London - Total unveiled Monday a cost-cutting programme and further asset sales that will also see the French oil company invest less as it tries to lift its profitability.
Chief Financial Officer Patrick de la Chevardiere told investors in London that Total would strive to reduce its operating costs by $2bn by 2017, but that no layoffs were foreseen in France.
Chevardiere said overcapacity in the refining sector in Europe was forcing Total to adapt, but said no decisions had yet been taken and that the cost-cutting drive would affect all segments including exploration and extraction.
Investments, which peaked at $28bn in 2013, are set to fall to $26bn this year and to $25bn in 2017.
The company said it aimed to sell $15bn in assets between 2015 and 2017, having met its goal of $15bn to $20bn in disposals in 2012-2014.

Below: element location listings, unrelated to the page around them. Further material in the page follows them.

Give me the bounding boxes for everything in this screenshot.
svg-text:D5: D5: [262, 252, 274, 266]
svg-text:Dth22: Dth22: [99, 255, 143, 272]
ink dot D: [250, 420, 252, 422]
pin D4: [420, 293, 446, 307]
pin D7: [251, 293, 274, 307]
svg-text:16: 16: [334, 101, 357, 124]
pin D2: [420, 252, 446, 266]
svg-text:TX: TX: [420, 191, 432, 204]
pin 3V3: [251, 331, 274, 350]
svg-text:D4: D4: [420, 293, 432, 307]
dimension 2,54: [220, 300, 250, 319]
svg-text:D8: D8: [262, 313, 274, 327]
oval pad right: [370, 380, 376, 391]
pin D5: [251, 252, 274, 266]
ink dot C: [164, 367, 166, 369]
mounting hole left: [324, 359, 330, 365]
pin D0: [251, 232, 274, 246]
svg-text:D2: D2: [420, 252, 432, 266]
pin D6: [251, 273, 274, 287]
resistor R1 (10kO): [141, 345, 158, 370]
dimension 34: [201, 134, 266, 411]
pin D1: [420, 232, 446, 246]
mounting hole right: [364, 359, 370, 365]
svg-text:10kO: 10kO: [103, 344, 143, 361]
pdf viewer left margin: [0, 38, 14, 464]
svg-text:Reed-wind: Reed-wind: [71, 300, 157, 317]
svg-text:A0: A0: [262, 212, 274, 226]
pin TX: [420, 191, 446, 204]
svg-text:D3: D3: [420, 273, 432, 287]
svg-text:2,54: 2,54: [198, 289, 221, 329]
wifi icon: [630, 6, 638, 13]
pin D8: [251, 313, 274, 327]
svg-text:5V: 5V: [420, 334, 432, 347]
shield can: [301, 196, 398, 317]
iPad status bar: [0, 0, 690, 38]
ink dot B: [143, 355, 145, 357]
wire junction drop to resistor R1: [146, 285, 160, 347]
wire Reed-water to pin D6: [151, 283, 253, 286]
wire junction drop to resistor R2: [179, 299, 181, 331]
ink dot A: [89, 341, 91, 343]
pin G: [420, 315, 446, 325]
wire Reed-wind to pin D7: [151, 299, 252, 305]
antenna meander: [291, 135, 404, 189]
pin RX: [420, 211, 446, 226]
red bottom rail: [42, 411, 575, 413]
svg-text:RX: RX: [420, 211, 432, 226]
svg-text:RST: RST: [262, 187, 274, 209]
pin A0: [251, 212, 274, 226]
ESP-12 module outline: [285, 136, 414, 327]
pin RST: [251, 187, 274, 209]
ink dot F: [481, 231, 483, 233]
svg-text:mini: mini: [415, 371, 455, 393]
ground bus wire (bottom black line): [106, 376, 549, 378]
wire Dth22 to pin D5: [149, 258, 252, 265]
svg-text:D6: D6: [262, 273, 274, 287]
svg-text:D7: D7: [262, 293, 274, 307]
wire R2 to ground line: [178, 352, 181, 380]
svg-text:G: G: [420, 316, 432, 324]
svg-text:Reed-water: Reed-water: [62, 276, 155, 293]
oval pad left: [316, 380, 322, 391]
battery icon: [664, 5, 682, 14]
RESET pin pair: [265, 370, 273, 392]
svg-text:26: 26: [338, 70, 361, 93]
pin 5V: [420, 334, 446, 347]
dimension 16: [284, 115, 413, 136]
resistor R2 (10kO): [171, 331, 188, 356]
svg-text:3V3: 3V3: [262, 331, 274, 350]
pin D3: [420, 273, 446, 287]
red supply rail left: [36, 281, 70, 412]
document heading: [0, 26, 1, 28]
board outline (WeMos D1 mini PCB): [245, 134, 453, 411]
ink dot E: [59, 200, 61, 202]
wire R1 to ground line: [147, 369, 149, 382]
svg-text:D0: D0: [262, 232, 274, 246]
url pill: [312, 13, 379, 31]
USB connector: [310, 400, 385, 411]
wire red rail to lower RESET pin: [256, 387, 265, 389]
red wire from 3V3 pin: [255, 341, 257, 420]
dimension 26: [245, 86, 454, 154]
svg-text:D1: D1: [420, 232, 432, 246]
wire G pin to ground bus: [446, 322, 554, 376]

"Total is continuing its transformation by focusing on strategic assets providing growth and high profitability," it said in a statement in which it targeted profitability above 15%.
The company saw its second quarter net profit fall 12.0% on a current cost basis, excluding the effects of changes in inventory values, to $3.15bn.
It forecast production will rise to 2.8 million barrels per day (mbd) in 2017 from 2.3 million mbd in the second quarter of this year as a number of new projects come on line.
This is down from earlier forecasts of 3.0 mbd due to asset sales and delays, however.
Chevardiere said work on constructing a natural gas liquefaction plant in Yamal in northwestern Siberia was continuing despite EU and US sanctions on Russia.
He said the project could no longer be financed in dollars so Total was looking for funding in euros, rubles or yuan.